MINNEAPOLIS (WCCO) — In an upstairs room in his house in Stillwater, Scott Christensen keeps the memories tucked away and preserved for safekeeping.
Memories of a legendary team he coached that still resonates, with an almost mythical reverence, in the Minnesota running community.
A group of kids that came to be collectively known as The Magnificent Seven: Greg Wikelius, Luke Watson, Sean Graham, Pete Prince, Joe Solomonson, Jon Francis and Chris Boldt.
“It put a smile on my face when I first heard it,” Christensen said. “Certainly, you know, brings back some good memories.”
The 1997 Stillwater boys’ cross-country team is widely considered the greatest in state history — and one of the all-time greats nationwide.
Heading into the state meet that year, their coach knew they were something special.
“We were rated first in the country, we’ve been rated first in the state for more than three years,” Christensen said.
But not even they thought a day like this was in the cards.
“I didn’t think we would be that good,” he said.
Christensen says that magical day was a cold one.
“Very chilly, it was under 30 degrees,” he said. “The gun went off and [we had) an excellent start.”
In cross country, seven runners from each team run the race, with the top five counting toward the team score.
“And by two miles, two thirds of the way through it, we had four in the top 10,” he said. “At that point you’re thinking, ‘There isn’t anybody that can beat us.'”
Stillwater won the state title with 35 points, an incredible score, and one of the lowest ever.
But that was not even what made their performance so truly special: all seven runners finished in the top 37.
There have been lower scores. Minneapolis South holds the Class 2A record with 29 in 1991. But no other team had that level of top-to-bottom dominance — and not even close.
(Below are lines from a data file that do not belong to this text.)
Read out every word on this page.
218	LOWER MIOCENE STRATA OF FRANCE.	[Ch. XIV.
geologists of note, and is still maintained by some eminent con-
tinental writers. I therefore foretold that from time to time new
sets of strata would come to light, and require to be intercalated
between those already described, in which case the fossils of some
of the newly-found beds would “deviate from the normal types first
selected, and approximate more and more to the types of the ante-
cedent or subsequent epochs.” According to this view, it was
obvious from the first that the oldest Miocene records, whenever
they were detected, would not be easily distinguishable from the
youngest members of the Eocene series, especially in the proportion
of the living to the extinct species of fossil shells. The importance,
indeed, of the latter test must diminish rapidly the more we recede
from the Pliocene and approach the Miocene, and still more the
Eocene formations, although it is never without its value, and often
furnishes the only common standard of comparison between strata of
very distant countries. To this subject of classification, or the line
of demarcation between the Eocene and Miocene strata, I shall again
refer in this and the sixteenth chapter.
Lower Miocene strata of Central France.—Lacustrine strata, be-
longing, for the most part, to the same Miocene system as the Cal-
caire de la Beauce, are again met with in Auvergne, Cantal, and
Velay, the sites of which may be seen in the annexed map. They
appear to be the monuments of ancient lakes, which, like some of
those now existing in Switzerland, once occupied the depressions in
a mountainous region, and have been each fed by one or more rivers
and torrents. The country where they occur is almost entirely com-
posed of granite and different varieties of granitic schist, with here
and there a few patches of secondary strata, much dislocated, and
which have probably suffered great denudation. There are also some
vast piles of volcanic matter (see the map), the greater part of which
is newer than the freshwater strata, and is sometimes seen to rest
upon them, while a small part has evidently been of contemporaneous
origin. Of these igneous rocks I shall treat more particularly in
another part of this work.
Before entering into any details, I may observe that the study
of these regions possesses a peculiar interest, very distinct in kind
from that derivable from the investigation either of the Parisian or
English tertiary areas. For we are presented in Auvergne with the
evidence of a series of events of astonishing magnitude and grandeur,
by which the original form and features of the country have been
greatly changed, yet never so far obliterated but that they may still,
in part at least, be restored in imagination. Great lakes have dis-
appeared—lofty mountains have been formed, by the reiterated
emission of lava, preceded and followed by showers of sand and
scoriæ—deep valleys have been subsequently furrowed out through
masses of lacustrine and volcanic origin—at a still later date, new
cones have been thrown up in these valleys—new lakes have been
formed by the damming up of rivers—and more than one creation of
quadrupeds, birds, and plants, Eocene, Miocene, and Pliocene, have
That ’91 South team, for comparison, had all seven in the top 80.
Stillwater’s seven in the top 37 was truly magnificent.
“They were just really good,” Christensen said. “[They’ve] gone on to do such wonderful things.”
But for the six who remain, and their coach, the bond between them, and the memories of what they did that day, are as important as ever.
“We had the ecstasy of that day, but then we’ve had the other side of life, too, that we’ve continued to live together,” he said. “I’ve watched them grow up, but it doesn’t seem like 20 years ago.”
All seven were offered Division I scholarships.
Christensen says he’s just as proud of what they’ve all done as adults.